Auch wenn ich Carolin natürlich gerne mit meinem Nachnamen überall hängen sehen würde, konnte ich die Entscheidung sehr gut nachvollziehen. Ich war nach damaliger Sicht ihr Mörder, kleiner Welpe. Mit dem Namen ihres Mörders würde ich sie auch nicht dort hängen sehen wollen."
Ich schluckte schwer. Sirius nahm es einfach so hin, dass Samuel und die anderen damals beschlossen hatten, ihn aus ihr Leben zu streichen. Ein wenig beneidete ich ihn darum. Ach, was sagte ich hier. Nicht nur ein wenig. Ich war richtig neidisch auf seine nicht nachtragende Art.
„Du bist wohl nicht so begeistert davon", stellte Sirius etwas amüsiert fest.
Ich merkte, wie ich rot anlief. Auch wenn ich wusste, ich musste ihn das nun mal irgendwann sagen – es würde eh herauskommen, weil Samuel darüber sprach – der leicht amüsierte Unterton in der Antwort passte mir gerade gar nicht.
„Hey, jetzt guck nicht so säuerlich. Ich meine es nicht böse. Du willst gerne, dass die Welt nicht vergisst, dass ich Carolins Ehemann war, das ist lieb von dir."
Hätte ich doch nur so altruistische Gründe.
„Ich will nicht, dass man vergisst, dass ich nicht nur deine sondern auch Carolins Tochter war", gab ich kleinlaut zu. „Und ich habe das Gefühl, durch das Streichen von dich, hat man mich damals auch gestrichen, weil ohne dich würden Kira und ich heute nicht existieren", erklärte ich meine Tränen aus dem St. Mungos.
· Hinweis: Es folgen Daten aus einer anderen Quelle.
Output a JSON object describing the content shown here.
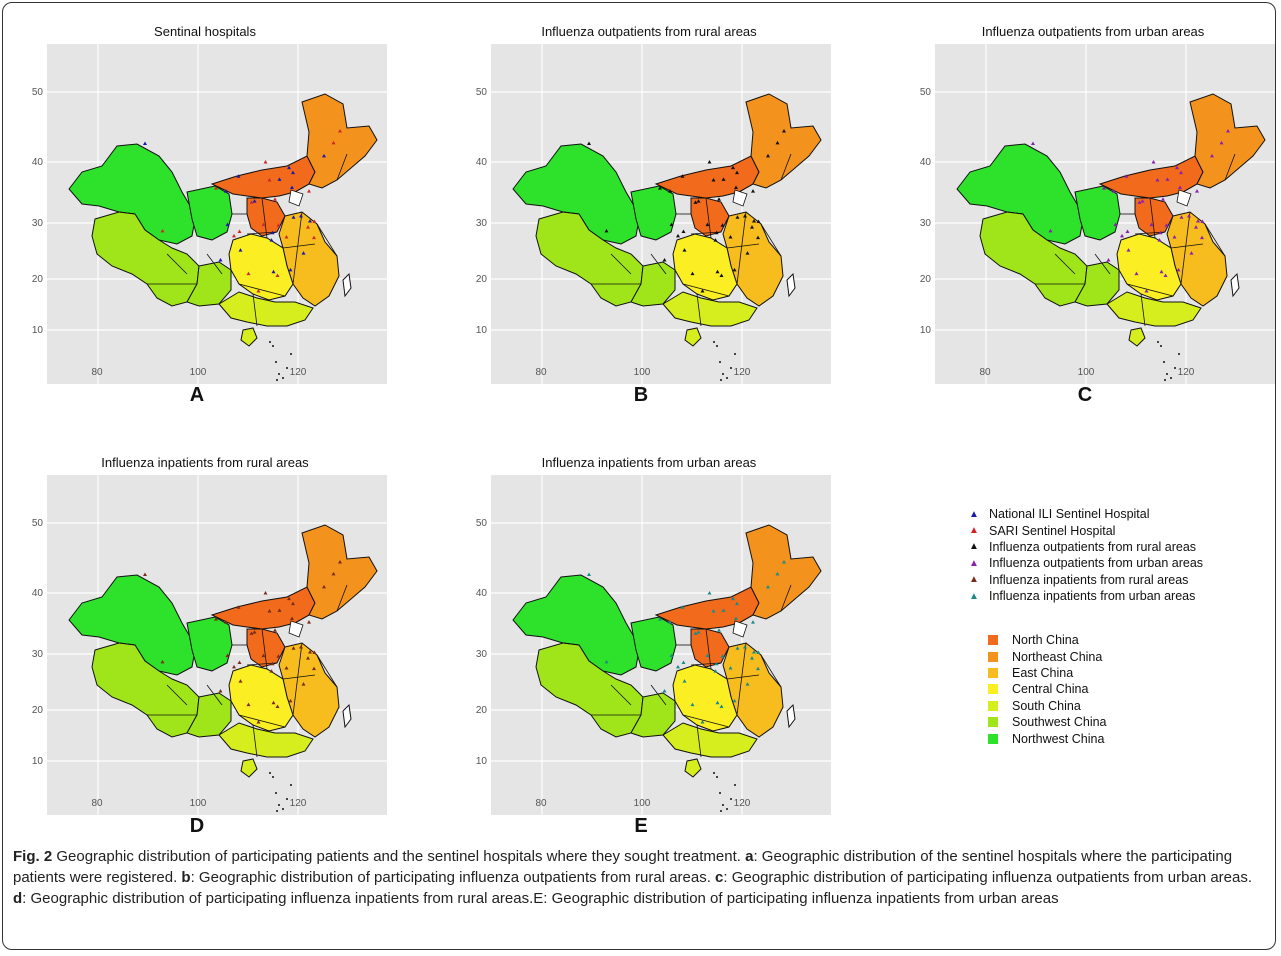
{
  "panels": [
    {
      "id": "A",
      "title": "Sentinal hospitals",
      "letter": "A",
      "marker_colors": [
        "#1a1aa8",
        "#cc2a2a"
      ]
    },
    {
      "id": "B",
      "title": "Influenza outpatients from rural areas",
      "letter": "B",
      "marker_colors": [
        "#111111"
      ]
    },
    {
      "id": "C",
      "title": "Influenza outpatients from urban areas",
      "letter": "C",
      "marker_colors": [
        "#8a1fb0"
      ]
    },
    {
      "id": "D",
      "title": "Influenza inpatients from rural areas",
      "letter": "D",
      "marker_colors": [
        "#7a2c1a"
      ]
    },
    {
      "id": "E",
      "title": "Influenza inpatients from urban areas",
      "letter": "E",
      "marker_colors": [
        "#1b8a8a"
      ]
    }
  ],
  "axes": {
    "y_ticks": [
      "50",
      "40",
      "30",
      "20",
      "10"
    ],
    "x_ticks": [
      "80",
      "100",
      "120"
    ]
  },
  "marker_legend": [
    {
      "label": "National ILI Sentinel Hospital",
      "color": "#1a1aa8",
      "symbol": "▲"
    },
    {
      "label": "SARI Sentinel Hospital",
      "color": "#d42020",
      "symbol": "▲"
    },
    {
      "label": "Influenza outpatients from rural areas",
      "color": "#111111",
      "symbol": "▲"
    },
    {
      "label": "Influenza outpatients from urban areas",
      "color": "#8a1fb0",
      "symbol": "▲"
    },
    {
      "label": "Influenza inpatients from rural areas",
      "color": "#7a2c1a",
      "symbol": "▲"
    },
    {
      "label": "Influenza inpatients from urban areas",
      "color": "#1b8a8a",
      "symbol": "▲"
    }
  ],
  "region_legend": [
    {
      "label": "North China",
      "color": "#f26a1b"
    },
    {
      "label": "Northeast China",
      "color": "#f4921e"
    },
    {
      "label": "East China",
      "color": "#f7bd1f"
    },
    {
      "label": "Central China",
      "color": "#fbee23"
    },
    {
      "label": "South China",
      "color": "#d6ee1e"
    },
    {
      "label": "Southwest China",
      "color": "#9fe51a"
    },
    {
      "label": "Northwest China",
      "color": "#2ee12a"
    }
  ],
  "caption": {
    "fig_label": "Fig. 2",
    "intro": " Geographic distribution of participating patients and the sentinel hospitals where they sought treatment. ",
    "a_label": "a",
    "a_text": ": Geographic distribution of the sentinel hospitals where the participating patients were registered. ",
    "b_label": "b",
    "b_text": ": Geographic distribution of participating influenza outpatients from rural areas. ",
    "c_label": "c",
    "c_text": ": Geographic distribution of participating influenza outpatients from urban areas. ",
    "d_label": "d",
    "d_text": ": Geographic distribution of participating influenza inpatients from rural areas.E: Geographic distribution of participating influenza inpatients from urban areas"
  }
}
„Man hat dich nicht vergessen, Patricia. Ich bin mir sehr sicher, sie haben dich jeden Tag vermisst."
„Sie konnten mich nicht vermissen, sie wussten nicht, wer ich war", stellte ich fest.
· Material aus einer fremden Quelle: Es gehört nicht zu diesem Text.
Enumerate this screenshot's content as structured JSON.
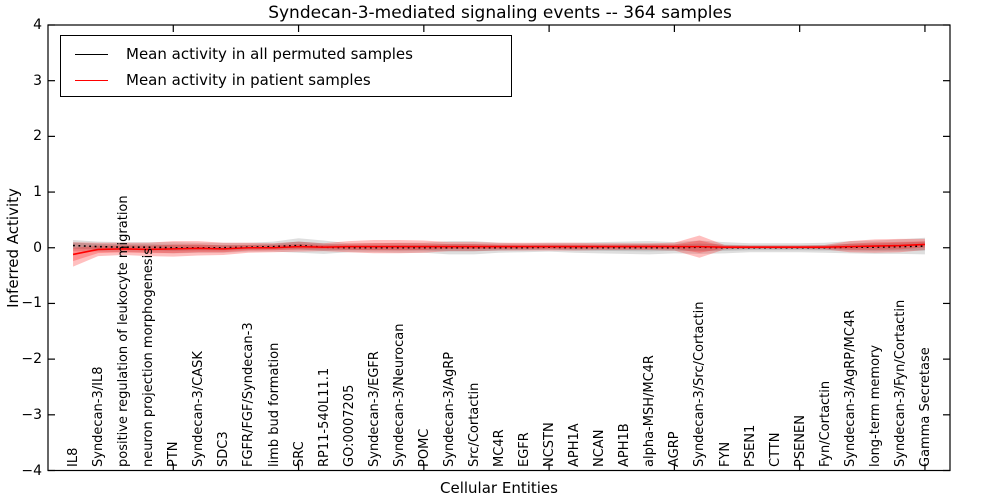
{
  "title": "Syndecan-3-mediated signaling events -- 364 samples",
  "legend": {
    "items": [
      {
        "label": "Mean activity in all permuted samples",
        "color": "#000000"
      },
      {
        "label": "Mean activity in patient samples",
        "color": "#ff0000"
      }
    ]
  },
  "chart_data": {
    "type": "line",
    "title": "Syndecan-3-mediated signaling events -- 364 samples",
    "xlabel": "Cellular Entities",
    "ylabel": "Inferred Activity",
    "ylim": [
      -4,
      4
    ],
    "yticks": [
      4,
      3,
      2,
      1,
      0,
      -1,
      -2,
      -3,
      -4
    ],
    "xtick_every": 5,
    "grid": false,
    "legend_position": "upper left",
    "categories": [
      "IL8",
      "Syndecan-3/IL8",
      "positive regulation of leukocyte migration",
      "neuron projection morphogenesis",
      "PTN",
      "Syndecan-3/CASK",
      "SDC3",
      "FGFR/FGF/Syndecan-3",
      "limb bud formation",
      "SRC",
      "RP11-540L11.1",
      "GO:0007205",
      "Syndecan-3/EGFR",
      "Syndecan-3/Neurocan",
      "POMC",
      "Syndecan-3/AgRP",
      "Src/Cortactin",
      "MC4R",
      "EGFR",
      "NCSTN",
      "APH1A",
      "NCAN",
      "APH1B",
      "alpha-MSH/MC4R",
      "AGRP",
      "Syndecan-3/Src/Cortactin",
      "FYN",
      "PSEN1",
      "CTTN",
      "PSENEN",
      "Fyn/Cortactin",
      "Syndecan-3/AgRP/MC4R",
      "long-term memory",
      "Syndecan-3/Fyn/Cortactin",
      "Gamma Secretase"
    ],
    "series": [
      {
        "name": "Mean activity in all permuted samples",
        "color": "#000000",
        "line_style": "dotted",
        "band_color": "rgba(0,0,0,0.13)",
        "values": [
          0.04,
          0.02,
          0.01,
          0.01,
          0.0,
          0.0,
          0.0,
          0.01,
          0.02,
          0.04,
          0.01,
          0.0,
          0.0,
          0.0,
          0.0,
          0.0,
          0.0,
          0.0,
          0.0,
          0.01,
          0.0,
          0.0,
          0.0,
          0.0,
          0.0,
          0.01,
          0.0,
          0.0,
          0.0,
          0.0,
          0.0,
          0.01,
          0.01,
          0.02,
          0.03
        ],
        "band_halfwidth": [
          0.1,
          0.09,
          0.09,
          0.09,
          0.1,
          0.09,
          0.09,
          0.08,
          0.09,
          0.13,
          0.12,
          0.08,
          0.08,
          0.09,
          0.09,
          0.12,
          0.12,
          0.09,
          0.08,
          0.08,
          0.09,
          0.1,
          0.11,
          0.12,
          0.1,
          0.12,
          0.1,
          0.08,
          0.08,
          0.08,
          0.09,
          0.11,
          0.12,
          0.13,
          0.15
        ]
      },
      {
        "name": "Mean activity in patient samples",
        "color": "#ff0000",
        "line_style": "solid",
        "band_color": "rgba(255,0,0,0.25)",
        "values": [
          -0.12,
          -0.03,
          -0.02,
          -0.03,
          -0.02,
          -0.01,
          -0.02,
          0.0,
          0.0,
          0.02,
          0.01,
          0.02,
          0.02,
          0.02,
          0.02,
          0.02,
          0.02,
          0.02,
          0.02,
          0.02,
          0.02,
          0.02,
          0.02,
          0.02,
          0.02,
          0.02,
          0.01,
          0.01,
          0.01,
          0.01,
          0.01,
          0.02,
          0.03,
          0.04,
          0.06
        ],
        "band_halfwidth": [
          0.22,
          0.12,
          0.11,
          0.12,
          0.14,
          0.13,
          0.11,
          0.09,
          0.08,
          0.09,
          0.07,
          0.1,
          0.12,
          0.12,
          0.11,
          0.08,
          0.08,
          0.07,
          0.07,
          0.07,
          0.07,
          0.06,
          0.06,
          0.06,
          0.07,
          0.2,
          0.04,
          0.03,
          0.03,
          0.03,
          0.04,
          0.1,
          0.12,
          0.12,
          0.1
        ]
      }
    ]
  }
}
„Und genau das hat man vermisst. Man hat vermisst, dich aufwachsen zu sehen. Man hat sich gefragt, wie du jetzt wohl wärst. Solche Sachen halt. Du wurdest in der Zeit deiner Abwesenheit nicht vergessen, Patricia. Das verspreche ich dir. Ich habe auch immer an meinen kleinen verschollenen Welpen gedacht."
„Ich nicht so viel an euch. Ich glaube, deshalb sollte ich mir auch nicht so sehr wünschen, dass ihr es getan habt."
„Doch das solltest du dir trotzdem wünschen, mein kleiner Welpe. Niemand will vergessen werden."